After that talk with the Lady things got worse in two different ways. In the first place the country was much harder. The road led through endless, narrow valleys down which a cruel north wind was always blowing in their faces. There was nothing that could be used for firewood, and there were no nice little hollows to camp in, as there had been on the moor. And the ground was all stony, and made your feet sore by day and every bit of you sore by night.
In the second place, whatever the Lady had intended by telling them about Harfang, the actual effect on the children was a bad one. They could think about nothing but beds and baths and hot meals and how lovely it would be to get indoors. They never talked about Aslan, or even about the lost prince, now. And Jill gave up her habit of repeating the signs over to herself every night and morning. She said to herself, at first, that she was too tired, but she soon forgot all about it.
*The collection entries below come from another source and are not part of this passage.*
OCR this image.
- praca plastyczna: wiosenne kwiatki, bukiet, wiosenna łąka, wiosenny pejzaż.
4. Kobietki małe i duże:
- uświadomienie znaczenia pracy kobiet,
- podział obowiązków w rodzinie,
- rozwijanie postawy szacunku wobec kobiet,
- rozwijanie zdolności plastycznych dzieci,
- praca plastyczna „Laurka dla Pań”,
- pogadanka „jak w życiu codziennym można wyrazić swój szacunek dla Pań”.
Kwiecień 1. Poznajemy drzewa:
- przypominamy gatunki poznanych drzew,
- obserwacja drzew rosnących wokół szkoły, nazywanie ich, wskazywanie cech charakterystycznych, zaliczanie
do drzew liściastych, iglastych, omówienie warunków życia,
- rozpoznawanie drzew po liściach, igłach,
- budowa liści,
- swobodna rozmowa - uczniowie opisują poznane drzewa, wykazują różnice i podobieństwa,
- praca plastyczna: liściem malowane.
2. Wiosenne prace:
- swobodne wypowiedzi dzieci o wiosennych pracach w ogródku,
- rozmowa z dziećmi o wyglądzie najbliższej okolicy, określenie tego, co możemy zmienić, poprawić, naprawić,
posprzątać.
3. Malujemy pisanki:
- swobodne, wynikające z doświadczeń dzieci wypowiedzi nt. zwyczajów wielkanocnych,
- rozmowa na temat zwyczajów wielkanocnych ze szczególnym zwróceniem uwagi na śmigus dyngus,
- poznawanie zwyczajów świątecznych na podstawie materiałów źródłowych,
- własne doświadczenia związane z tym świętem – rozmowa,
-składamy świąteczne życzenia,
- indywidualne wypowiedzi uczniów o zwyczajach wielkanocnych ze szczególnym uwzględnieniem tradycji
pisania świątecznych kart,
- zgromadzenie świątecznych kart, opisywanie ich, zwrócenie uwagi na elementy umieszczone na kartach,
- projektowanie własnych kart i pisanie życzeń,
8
And though you might have expected that the idea of having a good time at Harfang would have made them more cheerful, it really made them more sorry for themselves and more grumpy and snappy with each other and with Puddleglum.
At last they came one afternoon to a place where the gorge in which they were traveling widened out and dark fir woods rose on either side. They looked ahead and saw that they had come through the mountains. Before them lay a desolate, rocky plain: beyond it, further mountains capped with snow. But between them and those further mountains rose a low hill with an irregular flattish top.
“Look! Look!” cried Jill, and pointed across the plain; and there, through the gathering dusk, from beyond the flat hill, everyone saw lights. Lights! Not moonlight, nor fires, but a homely cheering row of lighted windows. If you have never been in the wild wilderness, day and night, for weeks, you will hardly understand how they felt.
“Harfang!” cried Scrubb and Jill in glad, excited voices; and “Harfang,” repeated Puddleglum in a dull, gloomy voice. But he added, “Hullo! Wild geese!” and had the bow off his shoulder in a second. He brought down a good fat goose. It was far too late to think of reaching Harfang that day. But they had a hot meal and a fire, and started the night warmer than they had been for over a week. After the fire had gone out, the night grew bitterly cold, and when they woke next morning, their blankets were stiff with frost.
“Never mind!” said Jill, stamping her feet. “Hot baths tonight!”